Now, the Duluth News Tribune says, toothpick manufacturing is coming back to Jarden Home Brands' Cloquet facility. It got too expensive to produce them in China because people there expected more than the minimal wages that made sending the business there attractive years ago.
3) BRING IT ON!
It'll be a "brutal winter" for the US, according to Scientific America. And by brutal winter, they mean half as bad as last year, at least for us. It predicts 56 inches of snow for Minneapolis, far less than what we had last year. But it says Chicago will be ground zero for blizzards in the country this winter.
For now, however, we're the nation's hotspot, which is a big problem at harvest time. Minnesota Prairie Roots notes that at least one fire was sparked by a combine in the field.
4) JUST KEEP RIDING
You're riding your bike past a local grocery store when you see two people trying to steal a pumpkin. You think about intervening to stop the crime.
5) TODAY'S SCIENCE VIDEO: THE MYSTERY OF THE UNIVERSE
Doubt. Is it a weakness or a fundamental strength of scientific exploration?
Bonus: This is not your czar's Russia...
The U.S.-led war in Afghanistan began 10 years ago today. A recent poll suggests that one in three veterans of the post-9/11 period considers the wars in Iraq and Afghanistan not worth the sacrifice. Today's Question: After 10 years, how do you see the Afghan war?
WHAT WE'RE DOING
I won't be blogging today (but others will be here doing so). I'm traveling to St. Charles to spend some time with the Kaehler family.
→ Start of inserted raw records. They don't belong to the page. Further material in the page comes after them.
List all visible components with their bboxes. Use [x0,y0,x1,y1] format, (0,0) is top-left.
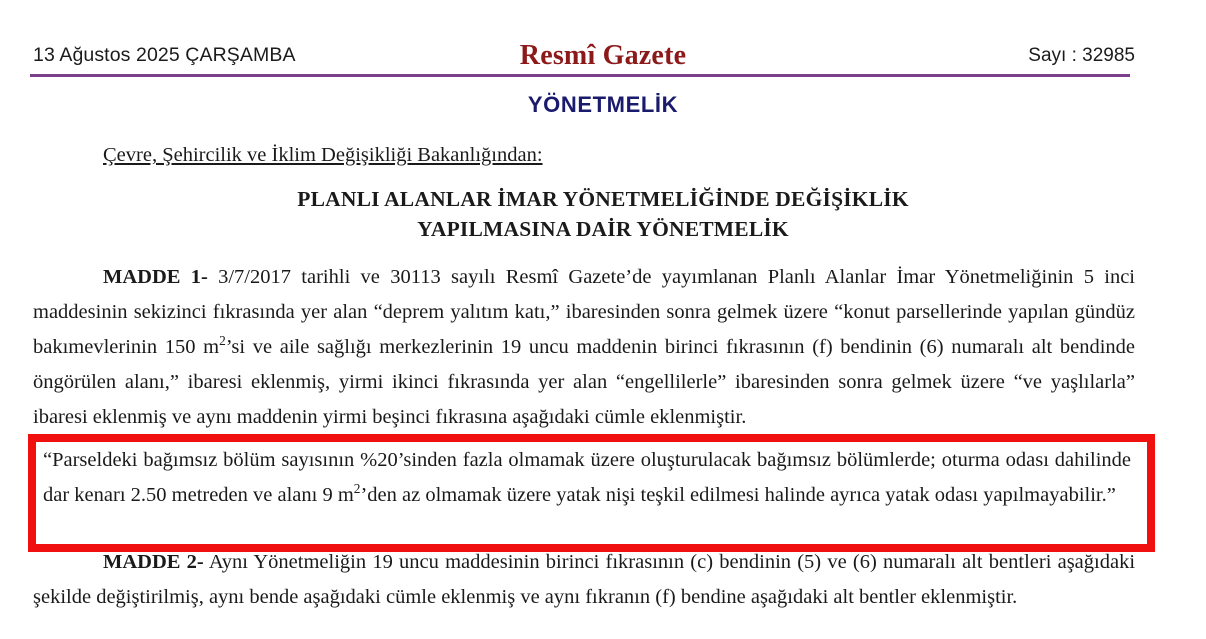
article-1-paragraph [0,260,1206,435]
article-2-paragraph [0,545,1206,615]
gazette-issue-number: Sayı : 32985 [1028,45,1135,66]
issuing-authority-text: Çevre, Şehircilik ve İklim Değişikliği Bakanlığından: [103,144,543,166]
article-1-text-a: 3/7/2017 tarihli ve 30113 sayılı Resmî Gazete’de yayımlanan Planlı Alanlar İmar Yönetmeliğinin 5 inci maddesinin sekizinci fıkrasında yer alan “deprem yalıtım katı,” ibaresinden sonra gelmek üzere “konut parsellerinde yapılan gündüz bakımevlerinin 150 m [33,266,1135,358]
document-kind-heading: YÖNETMELİK [527,92,679,117]
article-1-text-b: ’si ve aile sağlığı merkezlerinin 19 uncu maddenin birinci fıkrasının (f) bendinin (6) numaralı alt bendinde öngörülen alanı,” ibaresi eklenmiş, yirmi ikinci fıkrasında yer alan “engellilerle” ibaresinden sonra gelmek üzere “ve yaşlılarla” ibaresi eklenmiş ve aynı maddenin yirmi beşinci fıkrasına aşağıdaki cümle eklenmiştir. [33,336,1136,428]
article-1-label: MADDE 1- [103,266,208,288]
gazette-logo: Resmî Gazete [519,40,687,71]
highlight-text-a: “Parseldeki bağımsız bölüm sayısının %20’sinden fazla olmamak üzere oluşturulacak bağımsız bölümlerde; oturma odası dahilinde dar kenarı 2.50 metreden ve alanı 9 m [43,449,1131,506]
highlight-text-b: ’den az olmamak üzere yatak nişi teşkil edilmesi halinde ayrıca yatak odası yapılmayabilir.” [360,484,1116,506]
article-2-text: Aynı Yönetmeliğin 19 uncu maddesinin birinci fıkrasının (c) bendinin (5) ve (6) numaralı alt bentleri aşağıdaki şekilde değiştirilmiş, aynı bende aşağıdaki cümle eklenmiş ve aynı fıkranın (f) bendine aşağıdaki alt bentler eklenmiştir. [33,551,1136,608]
issuing-authority [0,144,1206,167]
gazette-date: 13 Ağustos 2025 ÇARŞAMBA [33,44,296,66]
highlight-superscript-square: 2 [353,481,361,497]
document-title-line-2: YAPILMASINA DAİR YÖNETMELİK [417,217,789,241]
document-title [0,184,1206,244]
article-1-superscript-square: 2 [219,333,226,349]
article-2-label: MADDE 2- [103,551,204,573]
highlighted-amendment-text [28,434,1155,513]
document-body [0,76,1206,435]
document-title-line-1: PLANLI ALANLAR İMAR YÖNETMELİĞİNDE DEĞİŞİKLİK [297,187,909,211]
masthead [0,0,1206,76]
In a week or so I'll be doing a series of posts on the people who bring in the harvest.
Midmorning (9-11 a.m.) - First hour: Reaction to the latest unemployment report.
Second hour: A look at fall's most anticipated films with film critic Kenneth Turan.
Midday (11 a.m. - 1 p.m.) - First hour: The 10th anniversary of the war in Afghanistan.
Second hour: A rebroadcast of a 1998 Midday interview with civil rights leader Rev. Fred Shuttlesworth, who died this week.
Science Friday (1-3 p.m.) - First hour: A chat with this year's winner of the Nobel Prize for physics.
Second hour: Why this may be the most peaceful era in human history.
Regarding classical concert for the old guy - beautiful. Thanks for sharing it with us.
Regarding the run on Steve Jobs' shirt: Maybe I should tell my chemist friends to get ready, in light of this quote by the now patron saint of technology: "Acid was one of the best things I did in my life." :-)
"Doubt. Is it a weakness or a fundamental strength of scientific exploration?"
I don't know. But it sure made me think.
Especially Feynman's comment about the beauty and complicated action and process that lies within a flower and that the color is created to attract an unsuspecting insect; to lure it into pollination.